The American Immigration Council does not endorse or oppose candidates for elected office. We aim to provide analysis regarding the implications of the election on the U.S. immigration system.

Almost one year ago, on November 16, 2015, 29 Central American women and their 35 minor children, represented by the ACLU Immigrants’ Rights Project, sought federal court review of the legality of their removal orders, through an action known as habeas corpus. A year later, the 18 families who remain detained face imminent deportation without ever having had a meaningful chance to present their claims for immigration relief.

All the women and children named in the lawsuit fled horrific violence and persecution in Central America and made their way to the U.S. border to seek protection, or asylum, from the U.S. government. Upon arrival, these families were placed in detention to await the opportunity to present their claims for asylum to the U.S. Asylum Office. Despite presenting substantial evidence proving that they have good reason to fear return to their home countries, these families’ claims were denied following a cursory review, on the basis that they did not establish a “credible fear” of torture or persecution if they were to return home.

These cases illustrate the limited judicial review available to asylum-seekers who are placed in the government’s “expedited removal” process. In 2008, the Supreme Court ruled in Boumediene v. Bush that the non-citizen “enemy combatants” held in Guantanamo Bay had a constitutionally protected right to seek habeas relief in federal court.  And yet, both the district and appellate courts in Pennsylvania have ruled that these asylum-seeking women and children, all of whom have presented substantial evidence demonstrating the harms that await them in their home countries, have no such right.

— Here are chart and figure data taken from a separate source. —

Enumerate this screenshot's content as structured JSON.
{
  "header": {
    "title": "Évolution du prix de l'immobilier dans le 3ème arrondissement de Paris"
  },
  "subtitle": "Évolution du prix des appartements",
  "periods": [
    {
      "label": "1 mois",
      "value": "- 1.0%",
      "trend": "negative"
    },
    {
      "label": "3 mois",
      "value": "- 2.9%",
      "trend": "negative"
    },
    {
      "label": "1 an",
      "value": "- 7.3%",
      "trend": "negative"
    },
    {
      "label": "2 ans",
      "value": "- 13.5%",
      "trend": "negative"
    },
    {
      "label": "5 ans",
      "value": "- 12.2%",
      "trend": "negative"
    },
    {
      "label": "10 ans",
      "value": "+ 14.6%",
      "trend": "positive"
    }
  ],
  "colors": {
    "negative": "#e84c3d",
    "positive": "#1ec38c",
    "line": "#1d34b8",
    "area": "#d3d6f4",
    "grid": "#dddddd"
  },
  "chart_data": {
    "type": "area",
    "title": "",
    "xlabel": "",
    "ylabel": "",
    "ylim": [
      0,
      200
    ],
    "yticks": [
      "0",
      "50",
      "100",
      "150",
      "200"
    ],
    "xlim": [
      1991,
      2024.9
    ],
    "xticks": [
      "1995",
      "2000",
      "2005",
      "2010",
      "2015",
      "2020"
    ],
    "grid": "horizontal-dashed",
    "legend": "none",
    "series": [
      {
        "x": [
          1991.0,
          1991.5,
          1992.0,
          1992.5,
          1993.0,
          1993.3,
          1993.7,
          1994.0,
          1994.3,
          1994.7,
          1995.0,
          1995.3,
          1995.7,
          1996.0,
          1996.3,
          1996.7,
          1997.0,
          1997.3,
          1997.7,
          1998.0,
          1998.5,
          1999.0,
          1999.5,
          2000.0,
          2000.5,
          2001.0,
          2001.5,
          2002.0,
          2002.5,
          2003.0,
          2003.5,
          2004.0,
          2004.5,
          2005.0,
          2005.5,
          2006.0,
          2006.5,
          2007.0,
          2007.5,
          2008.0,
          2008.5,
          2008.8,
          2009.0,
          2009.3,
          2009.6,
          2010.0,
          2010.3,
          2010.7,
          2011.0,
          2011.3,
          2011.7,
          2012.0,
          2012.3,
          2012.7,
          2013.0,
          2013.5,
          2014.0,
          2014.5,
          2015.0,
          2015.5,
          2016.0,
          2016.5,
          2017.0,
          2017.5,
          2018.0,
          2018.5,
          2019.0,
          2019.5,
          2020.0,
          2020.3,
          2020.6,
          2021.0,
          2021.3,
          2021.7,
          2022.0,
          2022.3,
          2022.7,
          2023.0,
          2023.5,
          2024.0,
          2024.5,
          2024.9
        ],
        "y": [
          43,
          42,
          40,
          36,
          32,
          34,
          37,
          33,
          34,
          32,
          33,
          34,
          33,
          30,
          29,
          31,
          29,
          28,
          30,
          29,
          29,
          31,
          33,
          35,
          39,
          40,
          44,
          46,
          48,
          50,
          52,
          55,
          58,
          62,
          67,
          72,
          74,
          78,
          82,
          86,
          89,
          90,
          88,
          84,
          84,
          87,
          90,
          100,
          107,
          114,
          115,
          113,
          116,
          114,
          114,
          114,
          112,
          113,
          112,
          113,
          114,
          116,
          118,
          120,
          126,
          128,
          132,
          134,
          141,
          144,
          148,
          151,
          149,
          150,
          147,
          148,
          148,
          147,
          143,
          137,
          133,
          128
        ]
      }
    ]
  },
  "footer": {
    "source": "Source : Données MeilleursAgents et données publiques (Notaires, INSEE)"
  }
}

In the lawsuit, the ACLU argues that the process outlined in the Immigration and Nationality Act for assessing “credible fear” is inadequate, “resulting in erroneous negative credible fear determinations,” such as in the case of these women and children. However, before the families can present their claims for asylum in a full hearing before an immigration judge, they must first establish their right to judicial review in the U.S. federal courts. If, as the government argues, these asylum-seeking families have no such right, they could soon returned to the violence and persecution from which they fled.

In August, a federal appellate court in Pennsylvania agreed with the government and held that the families do not have a constitutional right to challenge the flawed process that the government tried to use to deport them in federal court. Last Friday, the same court denied the families’ request that the case be reheard by a full panel of judges.  The next stop is the Supreme Court — if the Supreme Court is willing hear the case. Meanwhile, the families, all with outstanding orders of removal, remain vulnerable to deportation.  If neither the appellate court in Pennsylvania nor the Supreme Court agrees to extend their stays of removal, which have been in place during the litigation thus far, all 18 families could be deported within days.

These families have faced physical, emotional, and psychological harm during their detention in secure facilities for up to and over a year awaiting decisions in their cases. Many of the women and children – some of whom took part in a hunger strike two months ago to protest their prolonged detention – have been diagnosed with PTSD or suffer from other serious medical problems. Now, as their deportation is imminent, they face the horror of knowing they may soon be forced to return to the domestic violence, gang violence, and other harms that await every one of these families in El Salvador, Guatemala, and Honduras, some of the most dangerous countries in the world.  As a nation of immigrants, America can and must do more for these families.